The sleek at End Station B could make these dinosaurs history. The Marx takes up less than 10 feet of tunnel space and weighs a fraction of what a traditional modulator does. Its design is simple and elegant—eight pairs of flat vertical cells, or cards, fit onto a central support like ribs on a backbone. Each is equipped with eight cylindrical capacitors, each about half the size of a paper towel roll, configured to act like a single capacitor.
The key to the Marx lie in its solid state switches, which can quickly reconfigure the interconnection between cards. The cards charge in parallel, but discharge in series, so they dump their power into the klystron in one pulse of 120,000 volts. Impressively, because of the rounded edges of each aluminum rib, these 120,000 volts can sit safely in air without producing a spark. No mineral oil is required, just a simple metal cage. Additionally, the Marx transforms 96 percent of the AC power coming in to pulsed power going out, decreasing current modulator inefficiency by one third.
Connecting a klystron to a power source like the Marx isn't as simple as plugging in a power cord. The Test Facility team, led by physicist Carsten Hast, needed a way to protect the klystron from possible failures. Under the leadership of Ray Larsen and Bill Ross (now retired) the Controls Group built an electronic safety interlock system called the Fast Fault Finder. The Fault Finder diagnoses sparks if the klystron or Marx malfunctions, within a micro-second or two. In addition, it talks to sensors that monitor klystron vitals such as pressure and temperature. If these slip outside a given range, the Fault Finder cuts the power to the Marx, protecting the klystron.
The Marx may be leaner, meaner and even greener than its predecessors, but old-fashioned modulators have been a reliable mainstay of accelerators for decades. Only a successful extended test, like the year-long trial commenced yesterday, can convince accelerator physicists to leave current modulators for this novel, space-saving, energy-efficient approach.
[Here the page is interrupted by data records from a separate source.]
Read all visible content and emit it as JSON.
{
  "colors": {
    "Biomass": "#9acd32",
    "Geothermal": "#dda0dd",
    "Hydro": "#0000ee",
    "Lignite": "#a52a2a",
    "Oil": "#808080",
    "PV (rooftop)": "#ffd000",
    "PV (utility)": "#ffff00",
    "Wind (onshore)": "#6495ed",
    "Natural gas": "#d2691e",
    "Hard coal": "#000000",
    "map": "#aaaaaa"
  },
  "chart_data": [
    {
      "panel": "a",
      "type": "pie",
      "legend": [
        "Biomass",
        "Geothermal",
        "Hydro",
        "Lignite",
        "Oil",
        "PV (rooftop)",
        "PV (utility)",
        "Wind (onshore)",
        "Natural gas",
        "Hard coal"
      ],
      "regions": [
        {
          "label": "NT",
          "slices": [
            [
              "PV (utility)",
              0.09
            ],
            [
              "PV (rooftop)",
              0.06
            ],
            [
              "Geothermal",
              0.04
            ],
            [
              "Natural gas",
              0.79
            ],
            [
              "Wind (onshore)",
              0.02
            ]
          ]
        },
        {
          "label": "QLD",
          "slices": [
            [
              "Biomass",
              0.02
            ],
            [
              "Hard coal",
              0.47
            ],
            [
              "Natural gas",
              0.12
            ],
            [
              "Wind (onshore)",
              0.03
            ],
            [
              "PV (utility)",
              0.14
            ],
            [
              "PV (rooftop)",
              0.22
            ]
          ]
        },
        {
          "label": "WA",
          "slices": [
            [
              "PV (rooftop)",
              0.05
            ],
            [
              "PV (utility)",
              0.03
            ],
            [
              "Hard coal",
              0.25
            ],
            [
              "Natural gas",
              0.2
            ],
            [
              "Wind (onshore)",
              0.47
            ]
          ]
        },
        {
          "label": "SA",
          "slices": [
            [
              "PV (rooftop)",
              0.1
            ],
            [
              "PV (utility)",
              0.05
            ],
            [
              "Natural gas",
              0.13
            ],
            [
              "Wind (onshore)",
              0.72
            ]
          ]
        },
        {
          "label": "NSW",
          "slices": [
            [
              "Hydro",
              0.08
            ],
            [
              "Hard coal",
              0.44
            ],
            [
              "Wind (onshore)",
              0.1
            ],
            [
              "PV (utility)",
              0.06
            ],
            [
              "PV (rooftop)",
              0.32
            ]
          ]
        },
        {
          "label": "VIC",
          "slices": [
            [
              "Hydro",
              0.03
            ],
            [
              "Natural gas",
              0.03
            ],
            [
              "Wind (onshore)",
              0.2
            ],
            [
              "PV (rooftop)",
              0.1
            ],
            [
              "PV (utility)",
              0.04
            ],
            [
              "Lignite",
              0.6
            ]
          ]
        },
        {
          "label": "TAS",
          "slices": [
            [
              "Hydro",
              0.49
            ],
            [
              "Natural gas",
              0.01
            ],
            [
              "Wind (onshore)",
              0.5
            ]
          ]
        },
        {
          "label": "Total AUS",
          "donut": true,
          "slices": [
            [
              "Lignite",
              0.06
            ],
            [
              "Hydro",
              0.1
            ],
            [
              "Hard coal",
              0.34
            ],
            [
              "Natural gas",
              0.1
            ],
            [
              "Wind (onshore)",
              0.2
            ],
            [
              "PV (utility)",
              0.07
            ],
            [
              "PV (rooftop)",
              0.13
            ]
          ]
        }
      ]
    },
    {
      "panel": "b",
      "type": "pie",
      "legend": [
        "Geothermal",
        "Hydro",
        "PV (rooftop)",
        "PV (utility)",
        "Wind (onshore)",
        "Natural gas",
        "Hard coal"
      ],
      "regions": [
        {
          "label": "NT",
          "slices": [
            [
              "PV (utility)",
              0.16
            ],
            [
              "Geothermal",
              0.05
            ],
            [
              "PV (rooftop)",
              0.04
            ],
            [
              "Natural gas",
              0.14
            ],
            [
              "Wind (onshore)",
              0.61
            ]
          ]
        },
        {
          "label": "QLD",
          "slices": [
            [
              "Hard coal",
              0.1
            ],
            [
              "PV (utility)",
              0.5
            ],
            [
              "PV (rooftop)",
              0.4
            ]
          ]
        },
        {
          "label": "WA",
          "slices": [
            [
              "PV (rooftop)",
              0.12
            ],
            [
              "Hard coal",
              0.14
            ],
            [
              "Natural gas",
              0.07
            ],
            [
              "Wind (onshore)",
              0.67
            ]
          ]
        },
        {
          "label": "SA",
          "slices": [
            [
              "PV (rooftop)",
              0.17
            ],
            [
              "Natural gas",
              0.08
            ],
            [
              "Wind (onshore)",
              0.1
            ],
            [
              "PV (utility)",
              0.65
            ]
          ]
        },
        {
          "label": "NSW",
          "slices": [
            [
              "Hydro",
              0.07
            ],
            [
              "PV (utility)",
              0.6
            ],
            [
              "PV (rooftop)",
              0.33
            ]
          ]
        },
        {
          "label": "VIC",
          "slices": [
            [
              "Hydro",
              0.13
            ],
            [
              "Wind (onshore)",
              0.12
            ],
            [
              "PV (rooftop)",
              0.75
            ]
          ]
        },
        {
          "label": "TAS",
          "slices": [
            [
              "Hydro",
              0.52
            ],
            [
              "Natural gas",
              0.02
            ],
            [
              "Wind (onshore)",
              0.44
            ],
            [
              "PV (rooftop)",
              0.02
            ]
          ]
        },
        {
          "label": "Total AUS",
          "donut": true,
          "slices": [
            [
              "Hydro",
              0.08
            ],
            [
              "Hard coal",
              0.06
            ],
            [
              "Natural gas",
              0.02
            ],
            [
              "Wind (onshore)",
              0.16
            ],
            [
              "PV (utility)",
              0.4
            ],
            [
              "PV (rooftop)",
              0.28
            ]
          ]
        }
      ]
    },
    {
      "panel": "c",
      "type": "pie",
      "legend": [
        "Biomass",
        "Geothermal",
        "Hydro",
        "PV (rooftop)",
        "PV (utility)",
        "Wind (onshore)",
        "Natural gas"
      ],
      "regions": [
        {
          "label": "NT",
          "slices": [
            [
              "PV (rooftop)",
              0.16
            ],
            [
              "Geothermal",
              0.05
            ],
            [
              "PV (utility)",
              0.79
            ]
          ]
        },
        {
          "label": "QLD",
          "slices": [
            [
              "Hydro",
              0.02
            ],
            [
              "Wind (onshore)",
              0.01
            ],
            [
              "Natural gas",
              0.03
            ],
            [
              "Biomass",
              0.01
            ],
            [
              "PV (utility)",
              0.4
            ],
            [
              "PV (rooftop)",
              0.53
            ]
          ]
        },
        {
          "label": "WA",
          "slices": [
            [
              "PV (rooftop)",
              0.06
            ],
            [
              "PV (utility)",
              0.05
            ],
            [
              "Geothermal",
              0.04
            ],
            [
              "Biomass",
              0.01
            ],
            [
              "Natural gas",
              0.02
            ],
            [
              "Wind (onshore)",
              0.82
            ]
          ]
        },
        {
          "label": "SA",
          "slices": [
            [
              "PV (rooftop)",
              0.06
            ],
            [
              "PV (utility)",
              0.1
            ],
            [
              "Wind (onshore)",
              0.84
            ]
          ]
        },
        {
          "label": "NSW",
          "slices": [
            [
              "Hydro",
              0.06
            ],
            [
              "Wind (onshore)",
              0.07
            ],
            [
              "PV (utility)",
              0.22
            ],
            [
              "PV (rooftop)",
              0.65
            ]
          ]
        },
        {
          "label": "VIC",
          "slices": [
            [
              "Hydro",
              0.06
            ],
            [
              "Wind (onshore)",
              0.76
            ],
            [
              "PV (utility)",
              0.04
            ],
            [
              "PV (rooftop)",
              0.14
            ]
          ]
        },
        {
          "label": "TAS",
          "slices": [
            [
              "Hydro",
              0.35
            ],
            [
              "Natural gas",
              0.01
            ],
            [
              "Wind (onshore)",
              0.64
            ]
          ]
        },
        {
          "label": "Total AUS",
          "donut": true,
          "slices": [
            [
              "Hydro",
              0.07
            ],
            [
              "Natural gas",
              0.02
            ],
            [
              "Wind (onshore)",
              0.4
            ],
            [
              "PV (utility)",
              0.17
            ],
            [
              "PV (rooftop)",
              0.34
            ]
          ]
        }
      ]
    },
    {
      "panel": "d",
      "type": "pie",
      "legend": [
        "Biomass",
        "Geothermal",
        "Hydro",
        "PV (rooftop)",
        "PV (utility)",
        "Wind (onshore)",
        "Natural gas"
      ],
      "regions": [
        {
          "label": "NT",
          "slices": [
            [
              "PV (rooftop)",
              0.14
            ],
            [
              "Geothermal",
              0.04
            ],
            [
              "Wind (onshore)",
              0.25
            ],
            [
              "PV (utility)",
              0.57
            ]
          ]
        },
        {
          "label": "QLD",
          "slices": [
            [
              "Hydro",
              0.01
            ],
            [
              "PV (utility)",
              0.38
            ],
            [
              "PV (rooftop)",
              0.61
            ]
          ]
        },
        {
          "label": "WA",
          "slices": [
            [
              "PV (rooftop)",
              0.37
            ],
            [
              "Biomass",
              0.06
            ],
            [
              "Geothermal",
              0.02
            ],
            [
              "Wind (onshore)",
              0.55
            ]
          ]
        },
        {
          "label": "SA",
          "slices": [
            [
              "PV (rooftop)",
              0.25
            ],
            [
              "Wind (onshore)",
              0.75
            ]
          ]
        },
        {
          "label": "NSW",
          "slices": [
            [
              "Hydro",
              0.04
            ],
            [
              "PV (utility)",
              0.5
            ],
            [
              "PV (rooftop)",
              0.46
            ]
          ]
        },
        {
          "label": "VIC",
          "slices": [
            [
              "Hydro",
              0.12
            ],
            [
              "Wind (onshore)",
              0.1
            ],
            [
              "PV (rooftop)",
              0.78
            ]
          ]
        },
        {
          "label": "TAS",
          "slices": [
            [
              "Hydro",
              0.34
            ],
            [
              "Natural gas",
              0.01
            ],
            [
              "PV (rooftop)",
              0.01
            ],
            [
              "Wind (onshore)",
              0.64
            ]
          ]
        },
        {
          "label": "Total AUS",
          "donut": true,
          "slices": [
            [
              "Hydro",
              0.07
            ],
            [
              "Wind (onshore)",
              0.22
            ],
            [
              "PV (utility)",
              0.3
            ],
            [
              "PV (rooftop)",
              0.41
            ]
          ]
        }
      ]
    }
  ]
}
"Modulators haven't changed much since the 1940s, so gaining acceptance of a new technology is a very significant and challenging feat," Burkhart said. "It has to prove itself on a lot of fronts to gain acceptance in the accelerator community."
"Each subcomponent [of the ILC] has to be reliable," said Chris Adolphsen, who coordinates SLAC's research and development efforts for powering the ILC. "We want to show that [the Marx] works for hundreds, thousands of hours. We'll run for a year and see what fails, and what doesn't fail, and learn from that."
The Power Conversion Department is working on a second-generation Marx with redundant features—one pair of the device's cards would be spare, taking over automatically if a running pairs fails. The upgrade would mean that the ILC could sail through faults and problems without losing valuable uptime.
"You could fix cards that are bad, and you don't immediately have to shut it off," Adolphsen said.
Burkhart added that continued testing of the Marx can help researchers find ways to utilize it in contexts other than the ILC. "Right now we're doing this development for a very specific application," he said, "but I believe that as the technology matures we'll find applicability to a much broader range of applications."